So this was my lunch yesterday and today. And I’m thinking about whipping up another bowlful this weekend to serve with some yummy grilled chicken (if it warms back up enough to be pleasant for eating outdoors! Brr!). And whipping up is probably not the best verb here…because there is no whipping involved. Just stirring really. So maybe I’ll stir up another bowlful this weekend 😉
This dish is a super “clean” and diet friendly recipe. It’s almost paleo (I think…I can’t keep the “rules” straight on this diet!), gluten free, dairy free, low carb, etc. There is minimal chopping (learn here how I chop green peppers so I don’t have to deal with the seeds or the white ribs inside the pepper. And here on how to cut an avocado for a salad like this.)…and just takes a few minutes to prep! Win-win-win…Baja-Cali Black Bean Salad FTW!
I’m calling this Baja-Cali because it has all the flavors and colors of Baja..red/green…lime/cilantro…plus an avocado mixed in as well. Hence the Baja-Cali prefix for this black bean salad. Hope y’all enjoy this refreshing black bean salad!
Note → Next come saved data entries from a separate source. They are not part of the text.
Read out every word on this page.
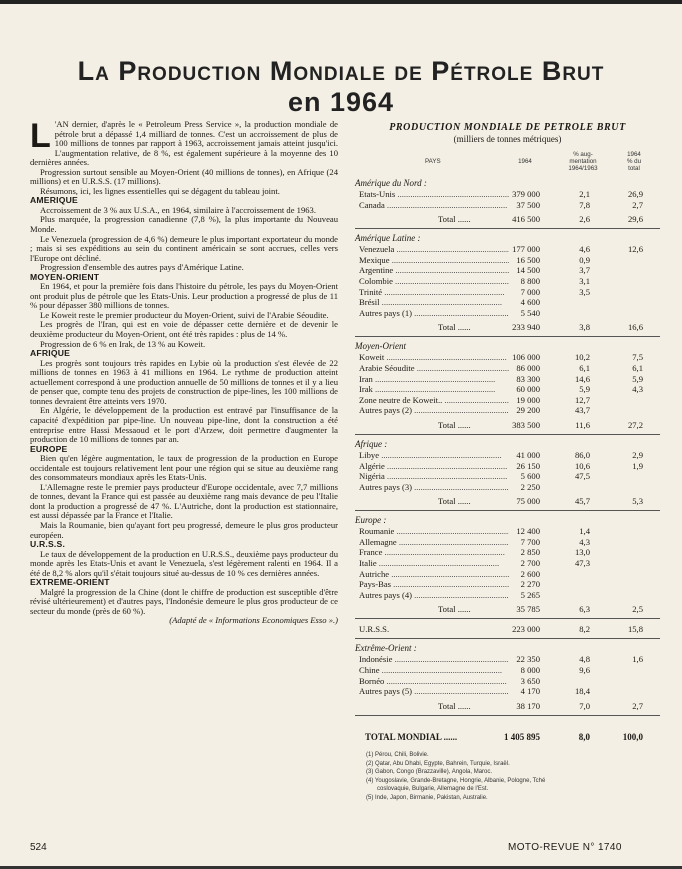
La Production Mondiale de Pétrole Brut
en 1964

L 'AN dernier, d'après le « Petroleum Press Service », la production mondiale de pétrole brut a dépassé 1,4 milliard de tonnes. C'est un accroissement de plus de 100 millions de tonnes par rapport à 1963, accroissement jamais atteint jusqu'ici. L'augmentation relative, de 8 %, est également supérieure à la moyenne des 10 dernières années.

Progression surtout sensible au Moyen-Orient (40 millions de tonnes), en Afrique (24 millions) et en U.R.S.S. (17 millions).

Résumons, ici, les lignes essentielles qui se dégagent du tableau joint.

AMERIQUE

Accroissement de 3 % aux U.S.A., en 1964, similaire à l'accroissement de 1963.

Plus marquée, la progression canadienne (7,8 %), la plus importante du Nouveau Monde.

Le Venezuela (progression de 4,6 %) demeure le plus important exportateur du monde ; mais si ses expéditions au sein du continent américain se sont accrues, celles vers l'Europe ont décliné.

Progression d'ensemble des autres pays d'Amérique Latine.

MOYEN-ORIENT

En 1964, et pour la première fois dans l'histoire du pétrole, les pays du Moyen-Orient ont produit plus de pétrole que les Etats-Unis. Leur production a progressé de plus de 11 % pour dépasser 380 millions de tonnes.

Le Koweit reste le premier producteur du Moyen-Orient, suivi de l'Arabie Séoudite.

Les progrès de l'Iran, qui est en voie de dépasser cette dernière et de devenir le deuxième producteur du Moyen-Orient, ont été très rapides : plus de 14 %.

Progression de 6 % en Irak, de 13 % au Koweit.

AFRIQUE

Les progrès sont toujours très rapides en Lybie où la production s'est élevée de 22 millions de tonnes en 1963 à 41 millions en 1964. Le rythme de production atteint actuellement correspond à une production annuelle de 50 millions de tonnes et il y a lieu de penser que, compte tenu des projets de construction de pipe-lines, les 100 millions de tonnes devraient être atteints vers 1970.

En Algérie, le développement de la production est entravé par l'insuffisance de la capacité d'expédition par pipe-line. Un nouveau pipe-line, dont la construction a été entreprise entre Hassi Messaoud et le port d'Arzew, doit permettre d'augmenter la production de 10 millions de tonnes par an.

EUROPE

Bien qu'en légère augmentation, le taux de progression de la production en Europe occidentale est toujours relativement lent pour une région qui se situe au deuxième rang des consommateurs mondiaux après les Etats-Unis.

L'Allemagne reste le premier pays producteur d'Europe occidentale, avec 7,7 millions de tonnes, devant la France qui est passée au deuxième rang mais devance de peu l'Italie dont la production a progressé de 47 %. L'Autriche, dont la production est stationnaire, est aussi dépassée par la France et l'Italie.

Mais la Roumanie, bien qu'ayant fort peu progressé, demeure le plus gros producteur européen.

U.R.S.S.

Le taux de développement de la production en U.R.S.S., deuxième pays producteur du monde après les Etats-Unis et avant le Venezuela, s'est légèrement ralenti en 1964. Il a été de 8,2 % alors qu'il s'était toujours situé au-dessus de 10 % ces dernières années.

EXTREME-ORIENT

Malgré la progression de la Chine (dont le chiffre de production est susceptible d'être révisé ultérieurement) et d'autres pays, l'Indonésie demeure le plus gros producteur de ce secteur du monde (près de 60 %).

(Adapté de « Informations Economiques Esso ».)

PRODUCTION MONDIALE DE PETROLE BRUT
(milliers de tonnes métriques)
PAYS	1964
% aug-
mentation
1964/1963
1964
% du
total
Amérique du Nord :
Etats-Unis .....	379 000	2,1	26,9
Canada .....	37 500	7,8	2,7
Total ......	416 500	2,6	29,6
Amérique Latine :
Venezuela .....	177 000	4,6	12,6
Mexique .....	16 500	0,9
Argentine .....	14 500	3,7
Colombie .....	8 800	3,1
Trinité .....	7 000	3,5
Brésil .....	4 600
Autres pays (1) .....	5 540
Total ......	233 940	3,8	16,6
Moyen-Orient
Koweit .....	106 000	10,2	7,5
Arabie Séoudite .....	86 000	6,1	6,1
Iran .....	83 300	14,6	5,9
Irak .....	60 000	5,9	4,3
Zone neutre de Koweit.. .....	19 000	12,7
Autres pays (2) .....	29 200	43,7
Total ......	383 500	11,6	27,2
Afrique :
Libye .....	41 000	86,0	2,9
Algérie .....	26 150	10,6	1,9
Nigéria .....	5 600	47,5
Autres pays (3) .....	2 250
Total ......	75 000	45,7	5,3
Europe :
Roumanie .....	12 400	1,4
Allemagne .....	7 700	4,3
France .....	2 850	13,0
Italie .....	2 700	47,3
Autriche .....	2 600
Pays-Bas .....	2 270
Autres pays (4) .....	5 265
Total ......	35 785	6,3	2,5
U.R.S.S.	223 000	8,2	15,8
Extrême-Orient :
Indonésie .....	22 350	4,8	1,6
Chine .....	8 000	9,6
Bornéo .....	3 650
Autres pays (5) .....	4 170	18,4
Total ......	38 170	7,0	2,7
TOTAL MONDIAL ......	1 405 895	8,0	100,0
(1) Pérou, Chili, Bolivie.
(2) Qatar, Abu Dhabi, Egypte, Bahrein, Turquie, Israël.
(3) Gabon, Congo (Brazzaville), Angola, Maroc.
(4) Yougoslavie, Grande-Bretagne, Hongrie, Albanie, Pologne, Tché
coslovaquie, Bulgarie, Allemagne de l'Est.
(5) Inde, Japon, Birmanie, Pakistan, Australie.
524	MOTO-REVUE N° 1740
- 15 oz can diced tomatoes
- 15 oz can black beans
- 15 oz can corn
- 1 green pepper seeded and diced
- 1 orange pepper seeded and diced
- 1 small avocado diced
- 2 small limes squeezed
- Handful of cilantro leaves
- Salt and pepper, to taste
- Add the diced tomatoes, black beans and corn to a colander in the sink and rinse well. Shake well to "dry."
- In a mixing bowl, toss together all the ingredients. Add salt and pepper to taste.
- A note on the limes: start with the juice from 1 lime, taste and then add another if you want more lime flavor. Not all limes have the same amount of juice in them, so thought I'd add a note 🙂
- Serve the Baja-Cali Black Bean Salad as lunch or side dish...as is, or with tortilla chips. Enjoy!